Wir sind im Kleinbasler Erlenmattquartier. Nach jahrelanger Planung, politischen Diskussionen, Abstimmungen und Architekturwettbewerben wird dieses seit 2007 nach den Prinzipien einer nachhaltigen Stadtentwicklung konzipiert und zu einem Wohnquartier umgestaltet. Inzwischen wohnen über 1000 Menschen aus aller Welt auf dem 19 Hektaren grossen Areal. Rund 1700 Wohnungen stehen verschiedenen Ansprüchen und Budgets zur Verfügung. Einkaufsmöglichkeiten, Gastronomie, Büro- und Gewerbeflächen, ein Primarschulhaus und ein Kindergarten ergänzen das Angebot. Mittelpunkt der Siedlung ist der 5,7 Hektaren grosse Erlenmattpark, der als erster Grünbereich gestaltet wurde.
Ein Canyon im Park
Mit der kürzlich erfolgten Eröffnung des 6900 Quadratmeter grossen Max Kämpf-Platzes ging für die Bevölkerung der Erlenmatt der Wunsch nach einer weiteren Grün- und Freifläche in Erfüllung. Allerdings finden sich weder Rutsche noch Sandkasten auf dem Platz, dafür andere Aufenthaltsqualitäten – zum Beispiel vier unterschiedlich gestaltete Bereiche, jeder mit einem Bezug zu den vier Himmelsrichtungen: Im Süden wurde eine Esplanade mit einem Terrazzo-Belag gestaltet, im Westen ein speziell modelliertes Rasenkissen. Im Osten wächst eine Blumenwiese und im Norden steht eine grosszügig gestaltete Hügellandschaft mit Wasserspielen zur Verfügung.
Jeder Bereich ist anders nutzbar. Der Hartbelag der Esplanade eignet sich für Quartiermärkte und -feste. Das Rasenkissen bietet eine spannende Spielfläche. Seine Erhebungen laden zudem ein, sich einfach ins Gras zu legen. Die Blumenwiese soll die Natur in der Stadt zeigen und Jahreszeiten erlebbar machen.

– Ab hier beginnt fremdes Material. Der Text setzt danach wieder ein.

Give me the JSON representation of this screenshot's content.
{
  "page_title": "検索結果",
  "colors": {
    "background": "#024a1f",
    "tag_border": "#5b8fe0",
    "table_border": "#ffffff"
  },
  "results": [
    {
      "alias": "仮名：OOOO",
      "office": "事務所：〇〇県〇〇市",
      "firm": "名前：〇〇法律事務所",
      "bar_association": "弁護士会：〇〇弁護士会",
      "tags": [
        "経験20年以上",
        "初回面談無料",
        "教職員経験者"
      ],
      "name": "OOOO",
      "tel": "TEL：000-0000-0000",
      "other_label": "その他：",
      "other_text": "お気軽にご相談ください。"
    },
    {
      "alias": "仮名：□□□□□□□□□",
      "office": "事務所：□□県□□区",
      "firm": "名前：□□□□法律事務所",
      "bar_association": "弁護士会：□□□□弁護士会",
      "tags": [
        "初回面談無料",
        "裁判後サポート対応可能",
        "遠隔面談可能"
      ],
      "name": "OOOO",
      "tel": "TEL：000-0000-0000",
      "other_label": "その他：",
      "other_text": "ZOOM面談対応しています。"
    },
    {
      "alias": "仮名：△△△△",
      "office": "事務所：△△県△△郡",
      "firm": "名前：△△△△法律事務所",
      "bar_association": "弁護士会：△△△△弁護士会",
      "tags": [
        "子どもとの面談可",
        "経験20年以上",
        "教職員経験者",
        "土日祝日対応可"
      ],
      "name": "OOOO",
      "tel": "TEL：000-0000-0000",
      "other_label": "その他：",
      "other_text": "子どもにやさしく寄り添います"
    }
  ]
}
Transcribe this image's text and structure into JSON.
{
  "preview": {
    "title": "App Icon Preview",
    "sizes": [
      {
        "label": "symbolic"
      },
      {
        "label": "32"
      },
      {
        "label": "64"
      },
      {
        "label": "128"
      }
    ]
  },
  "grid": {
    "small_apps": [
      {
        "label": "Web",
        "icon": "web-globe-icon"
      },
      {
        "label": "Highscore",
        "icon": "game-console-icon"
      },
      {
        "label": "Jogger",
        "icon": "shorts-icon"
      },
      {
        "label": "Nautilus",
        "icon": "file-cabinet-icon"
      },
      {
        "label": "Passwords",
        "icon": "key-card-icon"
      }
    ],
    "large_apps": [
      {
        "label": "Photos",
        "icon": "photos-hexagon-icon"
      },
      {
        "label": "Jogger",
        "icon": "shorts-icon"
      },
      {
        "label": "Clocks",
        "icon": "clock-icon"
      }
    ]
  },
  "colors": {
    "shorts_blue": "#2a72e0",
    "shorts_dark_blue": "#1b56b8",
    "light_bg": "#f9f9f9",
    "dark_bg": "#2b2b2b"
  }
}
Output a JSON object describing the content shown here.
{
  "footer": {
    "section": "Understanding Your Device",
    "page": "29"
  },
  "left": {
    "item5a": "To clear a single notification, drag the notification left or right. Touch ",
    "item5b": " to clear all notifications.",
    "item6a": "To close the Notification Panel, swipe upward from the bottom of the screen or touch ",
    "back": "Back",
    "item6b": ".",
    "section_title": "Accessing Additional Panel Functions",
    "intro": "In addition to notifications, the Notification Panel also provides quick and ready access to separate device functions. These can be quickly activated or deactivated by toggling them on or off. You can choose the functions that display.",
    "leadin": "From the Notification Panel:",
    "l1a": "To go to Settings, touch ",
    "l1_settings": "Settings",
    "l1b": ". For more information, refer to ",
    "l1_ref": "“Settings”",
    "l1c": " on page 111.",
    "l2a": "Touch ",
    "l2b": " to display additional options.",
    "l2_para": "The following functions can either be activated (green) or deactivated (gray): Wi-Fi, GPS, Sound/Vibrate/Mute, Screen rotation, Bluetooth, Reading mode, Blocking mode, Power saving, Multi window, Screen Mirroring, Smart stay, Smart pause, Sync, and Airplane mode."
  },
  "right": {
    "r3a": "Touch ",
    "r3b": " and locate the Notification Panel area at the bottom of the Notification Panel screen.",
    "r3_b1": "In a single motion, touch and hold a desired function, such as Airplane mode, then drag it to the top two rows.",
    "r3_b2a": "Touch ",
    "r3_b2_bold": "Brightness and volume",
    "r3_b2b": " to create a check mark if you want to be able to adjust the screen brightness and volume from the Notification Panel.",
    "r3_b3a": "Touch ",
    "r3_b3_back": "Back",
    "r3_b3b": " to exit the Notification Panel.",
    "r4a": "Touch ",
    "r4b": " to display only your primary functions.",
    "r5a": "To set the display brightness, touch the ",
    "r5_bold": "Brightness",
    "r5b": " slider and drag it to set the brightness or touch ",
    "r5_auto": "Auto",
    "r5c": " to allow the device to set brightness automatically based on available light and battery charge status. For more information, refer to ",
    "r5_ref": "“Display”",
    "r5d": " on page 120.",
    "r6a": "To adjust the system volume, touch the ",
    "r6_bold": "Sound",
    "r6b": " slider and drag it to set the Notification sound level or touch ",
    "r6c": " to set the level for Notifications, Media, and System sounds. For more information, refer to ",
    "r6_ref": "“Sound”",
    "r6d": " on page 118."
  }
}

Das Becken, das eine Wassertiefe von 20 Zentimetern aufweist, wird in der kälteren Jahreszeit als Pumptrack genutzt.
Besonders augenfällig ist das Becken jedoch seiner modellierten Hügellandschaft wegen. In wärmeren Jahreszeiten sprudelt dort Wasser aus zwei Fontänen, ein Rinnsal sucht sich den Weg durch Kuppen und breite Täler hindurch und füllt das Becken mit Wasser. Die Felsformation «en miniature» soll an Canyons erinnern, wie sie im Wüstengebiet «Painted Desert» im US-Bundesstaat Arizona vorkommen, schreibt die Stadtgärtnerei Basel in ihrer Informationsbroschüre. Die «Painted Desert» liegt aber nicht nur in Arizona, sondern teilweise auch im Navajo Nation Reservat, dem grössten Indianerreservat in den Vereinigten Staaten.
Namensgeber inspiriert
Ausser der flirrenden Hitze, die an diesem Sommermorgen über dem Park liegt – worin besteht die Verbindung zwischen «Painted Desert», Navajo-Nation und Max Kämpf-Platz? Die Antwort findet sich im Maler, Zeichner und Menschen Max Kämpf (1912 – 1982). «Max Kämpf ist Namensgeber des neuen Parks und Inspirator für die Gestaltung», erklärt Gaetano Castiello, Projektleiter, Städtebau & Architektur im Planungsamt, Bau- und Verkehrsdepartement des Kantons Basel-Stadt. «Mich interessierte der Mensch Max Kämpf», so Castiello. Der Projektleiter hat sich deshalb intensiv mit der Biografie Kämpfs auseinandergesetzt. «Der Platz soll nicht nur nach ihm benannt sein, sondern auch etwas von seiner Persönlichkeit wiedergeben».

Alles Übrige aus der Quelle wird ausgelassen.